This book presents a unique collection of 50 photographs taken by two Russian travelers, a Buryat, Gombozhab Tsybikov, and a Kalmuck, Ovshe Norzunov. in 1900-1901, at the request of the Imperial Russian Geographical Society, St Petersburg. These images are believed to be the earliest photographic re- presentations of Lhasa and other famous religious sites of Tibet, the then Forbidden Land. The images are introduced with the thrilling story of Tsybikov's and Norzunov's travels related by Alexander Andreyev. He also dwells on the history of the first use of field photography by Russian pioneer explorers of Central Asia. The introduction is followed by the narratives of the travelers themselves, which abound in many details of Tibet's traditional society and religious life in the last years of its hermit-like existence.
Alexander Andreyev is a Russian historian; a senior research associate at the Institute for the History of Science and Technology, and concurrently director of the Petr Kozlov Memorial museum in St Petersburg. He is the author of Soviet Russia and Tibet: The debacle of secret diplomacy (2003) and other publications.

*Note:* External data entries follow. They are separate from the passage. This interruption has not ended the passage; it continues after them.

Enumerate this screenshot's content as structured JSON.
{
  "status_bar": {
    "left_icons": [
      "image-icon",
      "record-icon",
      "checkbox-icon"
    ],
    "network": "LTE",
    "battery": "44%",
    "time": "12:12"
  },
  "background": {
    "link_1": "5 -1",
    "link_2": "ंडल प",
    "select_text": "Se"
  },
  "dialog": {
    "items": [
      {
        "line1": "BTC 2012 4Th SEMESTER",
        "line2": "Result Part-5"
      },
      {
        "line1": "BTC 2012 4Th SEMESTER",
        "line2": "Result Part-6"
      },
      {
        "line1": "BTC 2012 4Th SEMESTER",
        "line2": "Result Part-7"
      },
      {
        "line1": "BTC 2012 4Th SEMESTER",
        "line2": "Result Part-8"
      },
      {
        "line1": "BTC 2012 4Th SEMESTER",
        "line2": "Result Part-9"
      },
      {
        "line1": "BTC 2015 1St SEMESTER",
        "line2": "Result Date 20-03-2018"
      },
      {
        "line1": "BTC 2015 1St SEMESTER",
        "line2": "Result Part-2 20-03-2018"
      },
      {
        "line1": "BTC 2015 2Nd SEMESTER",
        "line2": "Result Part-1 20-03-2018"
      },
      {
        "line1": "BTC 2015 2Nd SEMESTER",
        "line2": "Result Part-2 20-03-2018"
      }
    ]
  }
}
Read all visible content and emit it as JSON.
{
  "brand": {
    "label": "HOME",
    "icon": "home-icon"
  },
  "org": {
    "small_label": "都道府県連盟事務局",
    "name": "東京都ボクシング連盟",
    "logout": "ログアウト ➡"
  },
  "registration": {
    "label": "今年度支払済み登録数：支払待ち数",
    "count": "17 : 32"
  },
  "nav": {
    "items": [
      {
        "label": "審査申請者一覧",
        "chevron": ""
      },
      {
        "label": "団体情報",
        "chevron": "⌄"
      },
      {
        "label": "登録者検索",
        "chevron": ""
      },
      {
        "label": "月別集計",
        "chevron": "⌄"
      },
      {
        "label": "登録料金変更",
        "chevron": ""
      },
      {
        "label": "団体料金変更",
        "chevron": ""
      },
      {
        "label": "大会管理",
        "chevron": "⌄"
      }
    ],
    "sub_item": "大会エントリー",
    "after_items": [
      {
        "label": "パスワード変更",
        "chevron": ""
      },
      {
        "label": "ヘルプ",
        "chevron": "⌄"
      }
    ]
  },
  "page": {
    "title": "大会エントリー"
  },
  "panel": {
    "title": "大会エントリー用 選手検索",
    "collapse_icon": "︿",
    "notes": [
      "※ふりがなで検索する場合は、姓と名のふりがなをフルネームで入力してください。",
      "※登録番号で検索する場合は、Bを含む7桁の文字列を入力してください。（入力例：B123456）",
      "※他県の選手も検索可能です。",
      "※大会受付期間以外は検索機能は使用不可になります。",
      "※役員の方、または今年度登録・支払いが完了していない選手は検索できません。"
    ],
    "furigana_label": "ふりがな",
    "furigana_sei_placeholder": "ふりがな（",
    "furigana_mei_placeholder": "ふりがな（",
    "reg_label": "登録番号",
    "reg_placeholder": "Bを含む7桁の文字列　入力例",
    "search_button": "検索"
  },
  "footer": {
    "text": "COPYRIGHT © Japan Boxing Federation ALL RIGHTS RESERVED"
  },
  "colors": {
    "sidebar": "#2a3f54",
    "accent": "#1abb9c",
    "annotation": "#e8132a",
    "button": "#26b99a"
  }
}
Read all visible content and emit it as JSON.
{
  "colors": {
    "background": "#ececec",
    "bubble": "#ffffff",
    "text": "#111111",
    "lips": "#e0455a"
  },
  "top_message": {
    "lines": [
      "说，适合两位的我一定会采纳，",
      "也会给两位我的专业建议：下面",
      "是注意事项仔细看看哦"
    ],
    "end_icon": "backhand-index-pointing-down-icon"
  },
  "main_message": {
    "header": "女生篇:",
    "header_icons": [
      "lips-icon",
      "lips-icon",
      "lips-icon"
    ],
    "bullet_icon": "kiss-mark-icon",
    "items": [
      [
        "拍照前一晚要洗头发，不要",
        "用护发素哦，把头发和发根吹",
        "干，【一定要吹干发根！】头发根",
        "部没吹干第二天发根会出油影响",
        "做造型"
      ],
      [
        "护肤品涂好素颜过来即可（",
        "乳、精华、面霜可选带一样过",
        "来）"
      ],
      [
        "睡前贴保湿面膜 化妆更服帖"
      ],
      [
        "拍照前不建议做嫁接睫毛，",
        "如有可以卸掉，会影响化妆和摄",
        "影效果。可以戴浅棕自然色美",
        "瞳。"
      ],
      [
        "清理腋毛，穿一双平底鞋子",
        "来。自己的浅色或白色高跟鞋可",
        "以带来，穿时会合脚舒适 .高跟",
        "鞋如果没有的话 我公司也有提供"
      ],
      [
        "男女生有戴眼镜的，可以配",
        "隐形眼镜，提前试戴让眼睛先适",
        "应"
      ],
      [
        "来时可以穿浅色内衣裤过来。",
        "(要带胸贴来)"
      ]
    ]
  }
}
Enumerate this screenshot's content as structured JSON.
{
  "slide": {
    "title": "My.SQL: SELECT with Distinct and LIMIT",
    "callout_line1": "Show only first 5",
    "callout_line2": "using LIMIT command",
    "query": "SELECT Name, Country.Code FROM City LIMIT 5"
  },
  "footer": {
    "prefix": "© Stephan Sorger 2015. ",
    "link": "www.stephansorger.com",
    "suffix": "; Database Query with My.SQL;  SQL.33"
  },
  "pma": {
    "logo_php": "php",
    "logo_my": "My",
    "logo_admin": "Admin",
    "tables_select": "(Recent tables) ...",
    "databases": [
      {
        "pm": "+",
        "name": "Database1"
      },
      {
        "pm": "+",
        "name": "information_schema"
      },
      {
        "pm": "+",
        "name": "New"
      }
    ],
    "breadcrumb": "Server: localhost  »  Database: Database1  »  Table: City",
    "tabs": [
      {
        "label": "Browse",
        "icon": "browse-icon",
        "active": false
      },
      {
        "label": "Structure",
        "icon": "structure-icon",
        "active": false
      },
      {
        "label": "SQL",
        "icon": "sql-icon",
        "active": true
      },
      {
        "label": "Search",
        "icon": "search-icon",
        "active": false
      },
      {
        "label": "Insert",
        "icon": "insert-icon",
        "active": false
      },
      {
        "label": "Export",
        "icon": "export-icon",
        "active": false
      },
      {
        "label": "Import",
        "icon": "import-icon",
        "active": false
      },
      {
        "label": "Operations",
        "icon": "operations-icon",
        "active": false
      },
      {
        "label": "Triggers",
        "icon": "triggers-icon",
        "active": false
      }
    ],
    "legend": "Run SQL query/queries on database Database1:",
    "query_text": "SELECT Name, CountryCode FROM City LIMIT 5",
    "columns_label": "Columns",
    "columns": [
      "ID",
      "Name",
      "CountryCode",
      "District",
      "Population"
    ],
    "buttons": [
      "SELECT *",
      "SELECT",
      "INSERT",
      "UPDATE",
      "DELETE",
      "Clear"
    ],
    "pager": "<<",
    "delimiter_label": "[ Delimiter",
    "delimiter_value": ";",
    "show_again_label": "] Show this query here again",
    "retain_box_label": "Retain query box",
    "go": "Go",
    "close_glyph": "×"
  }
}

I owe many thanks to the British Academy for their research grant, which allowed me to come to London and spend some time at the Picture Library of the Royal Geographical Society researching their valuable holdings in the fall of the year 2005. My further thanks are owed to the Frederick Williamson Memorial Fund at the Museum of Archeology & Anthropology. University of Cambridge (UK), for their support of my project by awarding me another grant. which I used partly for the scanning of Tsybikov's and Norzunov's photographs. I also want to thank the staff of the Picture Library at the Royal Geographical Society for their friendly cooperation and in particular for the manufacture of the scans for the book. Finally, some of my friends in Western Europe and Russia, being Tibetan scholars, were also very helpful. assisting me to obtain copies of some old and rare publications on Tibet as well as photographs used to illustrate my introduction, and in this connection I should like to take the opportunity of thanking Alex McKay, Wim van Spengen, Irina Garri, Elena Kharkova and Bator Batojargalov, director of the Urda-Aga museum.